Progressive Christians are in a unique position. There have been and are a large number of Christians who believe as a matter of faith that America is a Christian nation and that their faith demands that much of our 21st century progress, like much of the 19th and 20th century progress, is not what God or Jesus wants. It is fine for Jews, Muslims, Buddhists, and those of other faiths or no faith to argue otherwise. But other Christians who believe differently are not so easily dismissed, although dismissed they have been and will be. We can look to the most prominent Christian in the world, Pope Leo (who happens to be American), as an example of what can be said and done.

This is a call that progressive Christians stand up and stand out together for an alternative vision of America—a humane, democratic and above all moral America. Moral Mondays was and is such a movement.

It wasn’t and isn’t easy. Christian churches supported slavery, using the Bible as proof text. Opposing Christians tried to explain that as a matter of Christian principle and as a matter of humane morality, they were wrong and it was wrong.

It is Monday. Moral Monday. We would like to think of every day of the week—including the sacred days for our various faiths—as Moral days. But if one day a week is all we can handle, it’s a start.

Moral Mondays

Moral Mondays

Today, Monday, June 3, is another Moral Monday in North Carolina. A Mega Moral Monday. Small and local right now, Moral Mondays have the potential to be the kind of broad movement that in recent years progressives have wanted but so far been unable to achieve.

In May, the North Carolina NAACP began peaceful protests each Monday at the General Assembly. The civil disobedience is meant to bring attention to legislative curbs on Medicaid expansion, workers’ rights and voting rights, and to the lack of legislative progress on gun control and public education funding. There have been an increasing number of arrests of activists, 153 so far. This week, the protests are expanding across the state.

All movements are more likely to fall flat than catch fire. The Occupy movement reflected real dissatisfaction and outrage, but never sufficiently articulated the underlying principles that would galvanize people to commit and to connect with each other in big numbers.

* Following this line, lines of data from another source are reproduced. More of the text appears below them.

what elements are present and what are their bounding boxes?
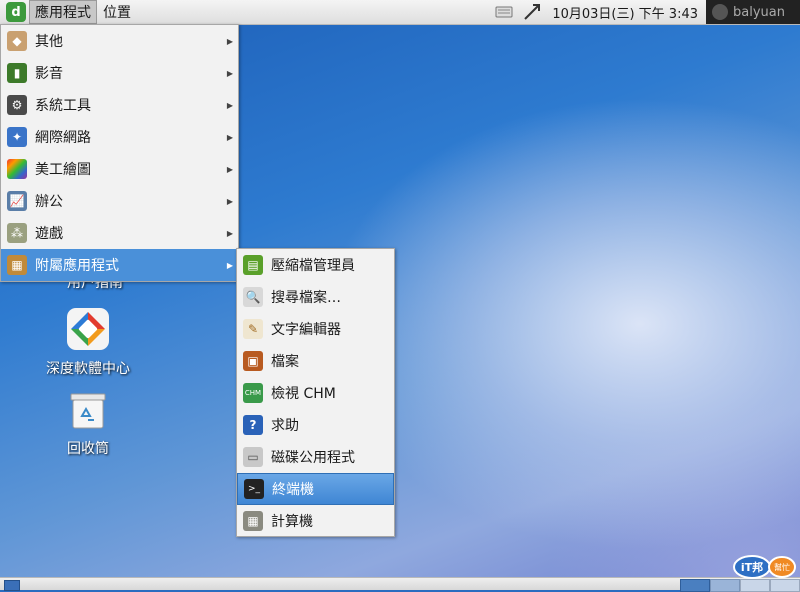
desktop-icon-software-center[interactable]: 深度軟體中心 [38, 306, 138, 378]
software-center-icon [65, 306, 111, 352]
terminal-icon: >_ [244, 479, 264, 499]
deepin-logo-button[interactable]: d [3, 1, 29, 23]
menu-item-accessories[interactable]: ▦ 附屬應用程式 ▶ [1, 249, 238, 281]
accessories-icon: ▦ [7, 255, 27, 275]
menu-item-text-editor[interactable]: ✎ 文字編輯器 [237, 313, 394, 345]
system-tools-icon: ⚙ [7, 95, 27, 115]
archive-manager-icon: ▤ [243, 255, 263, 275]
menu-item-games[interactable]: ⁂ 遊戲 ▶ [1, 217, 238, 249]
workspace-3[interactable] [740, 579, 770, 592]
menu-item-help[interactable]: ? 求助 [237, 409, 394, 441]
submenu-arrow-icon: ▶ [226, 164, 233, 174]
menu-item-search-files[interactable]: 🔍 搜尋檔案… [237, 281, 394, 313]
trash-icon [67, 390, 109, 432]
calculator-icon: ▦ [243, 511, 263, 531]
user-avatar-icon [712, 4, 728, 20]
ithome-watermark-logo: iT邦 幫忙 [732, 553, 796, 579]
deepin-logo-icon: d [6, 2, 26, 22]
menu-item-terminal[interactable]: >_ 終端機 [237, 473, 394, 505]
menu-item-disk-utility[interactable]: ▭ 磁碟公用程式 [237, 441, 394, 473]
menu-item-system-tools[interactable]: ⚙ 系統工具 ▶ [1, 89, 238, 121]
workspace-1[interactable] [680, 579, 710, 592]
search-files-icon: 🔍 [243, 287, 263, 307]
internet-icon: ✦ [7, 127, 27, 147]
desktop-icon-label: 回收筒 [67, 441, 109, 457]
desktop-icon-label: 深度軟體中心 [46, 361, 130, 377]
clock[interactable]: 10月03日(三) 下午 3:43 [546, 3, 706, 22]
chm-viewer-icon: CHM [243, 383, 263, 403]
misc-icon: ◆ [7, 31, 27, 51]
menu-item-multimedia[interactable]: ▮ 影音 ▶ [1, 57, 238, 89]
svg-text:iT邦: iT邦 [741, 560, 763, 574]
menu-item-other[interactable]: ◆ 其他 ▶ [1, 25, 238, 57]
disk-utility-icon: ▭ [243, 447, 263, 467]
menu-item-files[interactable]: ▣ 檔案 [237, 345, 394, 377]
bottom-panel [0, 577, 800, 592]
username-label: balyuan [733, 4, 785, 20]
text-editor-icon: ✎ [243, 319, 263, 339]
menu-item-internet[interactable]: ✦ 網際網路 ▶ [1, 121, 238, 153]
system-tray: 10月03日(三) 下午 3:43 balyuan [490, 0, 800, 24]
menu-item-archive-manager[interactable]: ▤ 壓縮檔管理員 [237, 249, 394, 281]
places-menu[interactable]: 位置 [97, 0, 137, 24]
submenu-arrow-icon: ▶ [226, 68, 233, 78]
show-desktop-icon[interactable] [4, 580, 20, 591]
graphics-icon [7, 159, 27, 179]
user-menu[interactable]: balyuan [706, 0, 800, 24]
applications-menu[interactable]: 應用程式 [29, 0, 97, 24]
submenu-arrow-icon: ▶ [226, 228, 233, 238]
help-icon: ? [243, 415, 263, 435]
submenu-arrow-icon: ▶ [226, 36, 233, 46]
office-icon: 📈 [7, 191, 27, 211]
accessories-submenu: ▤ 壓縮檔管理員 🔍 搜尋檔案… ✎ 文字編輯器 ▣ 檔案 CHM 檢視 CHM… [236, 248, 395, 537]
menu-item-chm-viewer[interactable]: CHM 檢視 CHM [237, 377, 394, 409]
games-icon: ⁂ [7, 223, 27, 243]
menu-item-graphics[interactable]: 美工繪圖 ▶ [1, 153, 238, 185]
submenu-arrow-icon: ▶ [226, 132, 233, 142]
top-panel: d 應用程式 位置 10月03日(三) 下午 3:43 balyuan [0, 0, 800, 25]
file-manager-icon: ▣ [243, 351, 263, 371]
desktop-icon-trash[interactable]: 回收筒 [38, 390, 138, 458]
submenu-arrow-icon: ▶ [226, 196, 233, 206]
workspace-4[interactable] [770, 579, 800, 592]
applications-dropdown: ◆ 其他 ▶ ▮ 影音 ▶ ⚙ 系統工具 ▶ ✦ 網際網路 ▶ 美工繪圖 ▶ 📈… [0, 24, 239, 282]
menu-item-calculator[interactable]: ▦ 計算機 [237, 505, 394, 537]
network-icon[interactable] [522, 2, 542, 22]
svg-text:幫忙: 幫忙 [774, 562, 790, 572]
multimedia-icon: ▮ [7, 63, 27, 83]
submenu-arrow-icon: ▶ [226, 260, 233, 270]
menu-item-office[interactable]: 📈 辦公 ▶ [1, 185, 238, 217]
keyboard-icon[interactable] [494, 2, 514, 22]
workspace-2[interactable] [710, 579, 740, 592]
submenu-arrow-icon: ▶ [226, 100, 233, 110]
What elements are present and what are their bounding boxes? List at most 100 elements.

Moral Monday is built on a foundation that is at the heart of what bothers so many Americans. As is apparent from many of our political controversies, some of those who claim the moral high ground sometimes seem to ignore possible moral shortcomings in their policies, e.g., a Christian imperative to lift the poor and heal the damaged may be at odds with extreme cuts in government support and programs. (In this regard, see questions about Ayn Rand that arose in the most recent election.)

Moral Monday simplifies what is admittedly a set of very complex issues to a very basic baseline: If you claim, by the light of faith or by a sense of enlightened humanity, to believe in moral action, then your idea of morality must be your primary guide. You are free to choose that morality; no constitution, no set of laws, nothing can or should move it. But once you have chosen, and especially after you say it loudly every Friday, Saturday, or Sunday, or on whatever days you proclaim your core beliefs, your duty is to act on it. If you don’t act morally, or if you try to rationalize around that morality for some supposed greater cause, you are only human, but should investigate and consider your action, and even your possible hypocrisy.

Moral Mondays may not make it beyond North Carolina. But it is possible that in a little while, all around the country, more and more people will start the week by taking a stand and, if necessary, getting arrested for it. There is a global and historic tradition for this sort of action, and great change has been made.

Thank you North Carolina NAACP. Mondays will never be the same.